Take hedge fund billionaire Paul Singer, who worries Beijing's debt-fueled stock mania could do even more damage than the U.S. subprime crisis. Or Bill Ackman, who runs Pershing Square Capital Management. Asked about Greece on Wednesday, he said: "China is a bigger global threat by far. The Chinese stock market is a fairly remarkable phenomenon and I think kind of a frightening one."
Who's right -- Fitch or market players? The deciding factor could be whether deflation rears its head in China -- falling prices, and the prospect of a slowing national economy, would suggest the hedge funds are right.
Let's consider the data. A common takeaway from China's better-than-expected data this week is that deflation's grip is easing. The claimed 7 percent GDP growth rate, rising middle-class incomes and a pickup in credit would seem to augur well for a stable price outlook in the world's second-biggest economy.
But those numbers are deceiving. For starters, China's second-quarter performance was pumped up by a stock bubble that's now losing air. Financial-sector growth combined with government stimulus (and some creative accounting, of course) to boost gross domestic product. Financial services alone surged 17.4 percent in the first six months of 2015, a dynamic that helped offset a weak real estate market. But, given the recent stock rout that wiped out almost $4 trillion in market value, it should be obvious this isn't a durable source of growth.
Meanwhile, China's housing slowdown is a major deflationary event. Real estate has been China's biggest growth engine since the 2008 global crisis. Now, it's in negative-growth territory. And that's having knock-on effects for local-government finances and vital sectors like manufacturing.
But there's another deflationary force confronting President Xi Jinping: the fading of China's credit super-cycle, in which people and businesses tried to borrow their way out of debt problems. "The world-beating growth in debt of recent years is unlikely to be repeated as worries about financial stability grow," says Andrew Batson, China research director at consulting firm Gavekal Dragonomics. "This creates another barrier to China’s return to rude inflationary health."
Let's say China actually did grow 7 percent between April and June. That's still markedly slower than the 12 percent jump in corporate and household borrowing last month. All that borrowing limits the ability of companies to increase employment and consumers to spend. Outstanding loans for companies and households are now a record 207 percent of GDP (and growing fast), compared with 125 percent in 2008.
While the government is sure to do more to stabilize growth, "we are far from certain that China is about to exit the deflationary dynamic of recent years," Batson says. While China's consumer prices rose 1.4 percent in June, producer prices plunged 4.8 percent.

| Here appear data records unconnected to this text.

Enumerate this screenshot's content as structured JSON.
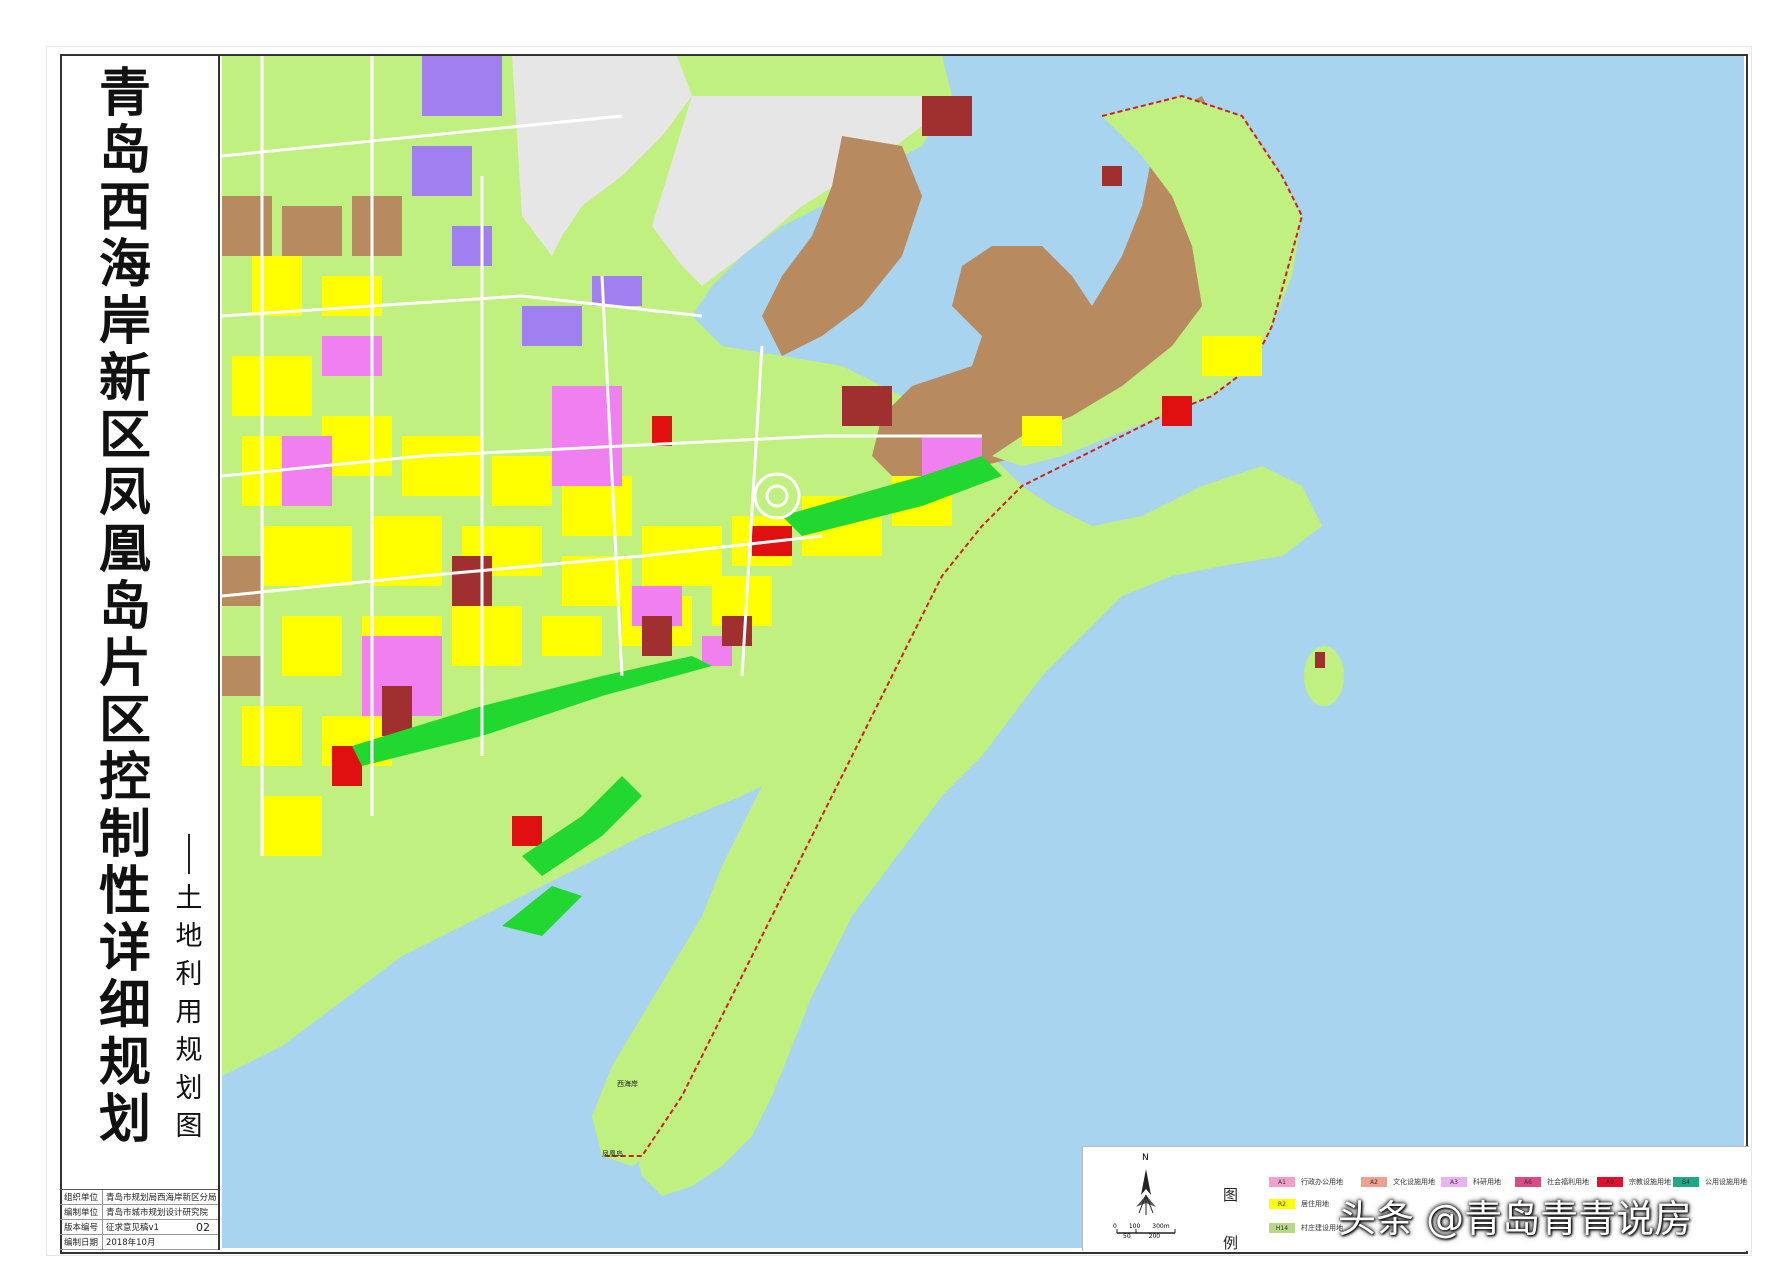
{
  "title": "青岛西海岸新区凤凰岛片区控制性详细规划",
  "subtitle": "土地利用规划图",
  "info_block": [
    {
      "key": "组织单位",
      "value": "青岛市规划局西海岸新区分局"
    },
    {
      "key": "编制单位",
      "value": "青岛市城市规划设计研究院"
    },
    {
      "key": "版本编号",
      "value": "征求意见稿v1"
    },
    {
      "key": "编制日期",
      "value": "2018年10月"
    }
  ],
  "sheet_number": "02",
  "legend": {
    "heading": "图例",
    "compass_label": "N",
    "scale_top": [
      "0",
      "100",
      "300m"
    ],
    "scale_bottom": [
      "50",
      "200"
    ],
    "items": [
      {
        "code": "A1",
        "label": "行政办公用地",
        "color": "#f2a0c8"
      },
      {
        "code": "A2",
        "label": "文化设施用地",
        "color": "#f0a08c"
      },
      {
        "code": "A3",
        "label": "科研用地",
        "color": "#e8b4f0"
      },
      {
        "code": "A6",
        "label": "社会福利用地",
        "color": "#d84a88"
      },
      {
        "code": "A9",
        "label": "宗教设施用地",
        "color": "#e01030"
      },
      {
        "code": "B4",
        "label": "公用设施用地",
        "color": "#20a888"
      },
      {
        "code": "R2",
        "label": "居住用地",
        "color": "#ffff00"
      },
      {
        "code": "H14",
        "label": "村庄建设用地",
        "color": "#b8d888"
      }
    ]
  },
  "map_labels": [
    "西海岸",
    "凤凰岛"
  ],
  "watermark": "头条 @青岛青青说房",
  "colors": {
    "sea": "#a8d4f0",
    "green_space": "#c0f080",
    "park": "#20d830",
    "residential": "#ffff00",
    "commercial": "#e01010",
    "port": "#b88a60",
    "industrial": "#a080f0",
    "admin": "#f080f0",
    "storage": "#e8e8e8",
    "mixed": "#a03030",
    "boundary": "#d02020"
  }
}
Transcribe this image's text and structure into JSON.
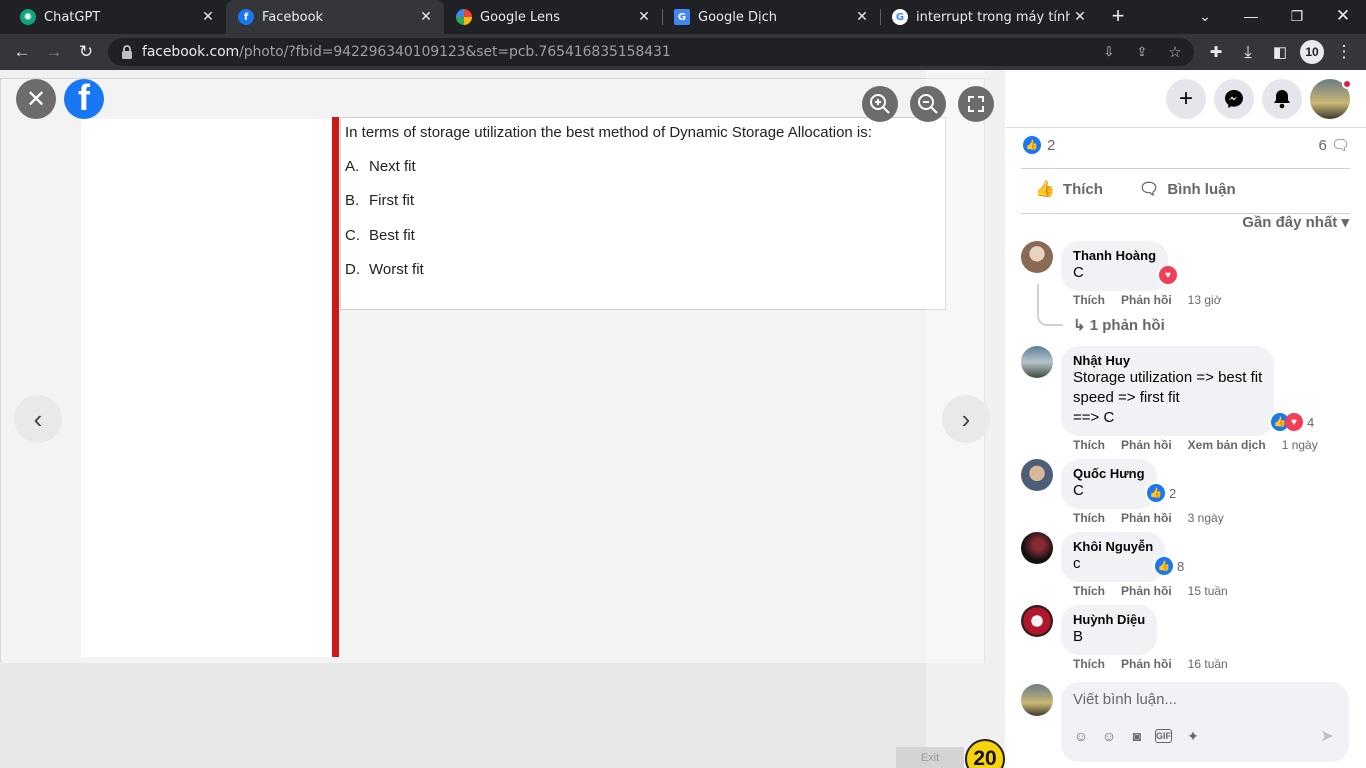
{
  "tabs": [
    {
      "title": "ChatGPT",
      "favicon": "chatgpt-icon",
      "color": "#10a37f"
    },
    {
      "title": "Facebook",
      "favicon": "facebook-icon",
      "color": "#1877f2",
      "active": true
    },
    {
      "title": "Google Lens",
      "favicon": "google-lens-icon",
      "color": "#4285f4"
    },
    {
      "title": "Google Dịch",
      "favicon": "google-translate-icon",
      "color": "#4285f4"
    },
    {
      "title": "interrupt trong máy tính la gì",
      "favicon": "google-icon",
      "color": "#ffffff"
    }
  ],
  "address": {
    "host": "facebook.com",
    "path": "/photo/?fbid=942296340109123&set=pcb.765416835158431"
  },
  "toolbar": {
    "profile_badge": "10"
  },
  "photo": {
    "question": "In terms of storage utilization the best method of Dynamic Storage Allocation is:",
    "options": [
      {
        "letter": "A.",
        "text": "Next fit"
      },
      {
        "letter": "B.",
        "text": "First fit"
      },
      {
        "letter": "C.",
        "text": "Best fit"
      },
      {
        "letter": "D.",
        "text": "Worst fit"
      }
    ],
    "exit_label": "Exit",
    "badge_number": "20"
  },
  "post": {
    "like_count": "2",
    "comment_count": "6",
    "like_label": "Thích",
    "comment_label": "Bình luận",
    "sort_label": "Gần đây nhất"
  },
  "comments": [
    {
      "name": "Thanh Hoàng",
      "text": "C",
      "like": "Thích",
      "reply": "Phản hồi",
      "time": "13 giờ",
      "reaction_count": ""
    },
    {
      "name": "Nhật Huy",
      "text": "Storage utilization => best fit\nspeed => first fit\n==> C",
      "like": "Thích",
      "reply": "Phản hồi",
      "translate": "Xem bản dịch",
      "time": "1 ngày",
      "reaction_count": "4"
    },
    {
      "name": "Quốc Hưng",
      "text": "C",
      "like": "Thích",
      "reply": "Phản hồi",
      "time": "3 ngày",
      "reaction_count": "2"
    },
    {
      "name": "Khôi Nguyễn",
      "text": "c",
      "like": "Thích",
      "reply": "Phản hồi",
      "time": "15 tuần",
      "reaction_count": "8"
    },
    {
      "name": "Huỳnh Diệu",
      "text": "B",
      "like": "Thích",
      "reply": "Phản hồi",
      "time": "16 tuần",
      "reaction_count": ""
    }
  ],
  "replies_link": "1 phản hồi",
  "composer": {
    "placeholder": "Viết bình luận..."
  }
}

That dynamic explains why commodity-currency nations Australia and New Zealand are under pressure to slash interest rates. Both the Aussie dollar and the kiwi tumbled to multi-year lows Thursday after fellow commodity exporter Canada eased monetary policy. Meanwhile, waning Chinese demand has resulted in falling global prices for everything from oil to metals to milk. Those problems will be amplified if China begins exporting deflation to the region. Japan, which still has yet to beat its own multi-decade bout with falling prices, is particularly vulnerable, as is South Korea.
The People's Bank of China can always cut interest rates. (Its one-year benchmark rate is still 4.85 percent.) But amid cratering growth, rate cuts might just exacerbate the debt troubles of Asia's only engine of economic growth. In other words, it seems safe to say the hedge fund managers have it right: If China doesn't count as a systemic economic risk, what does?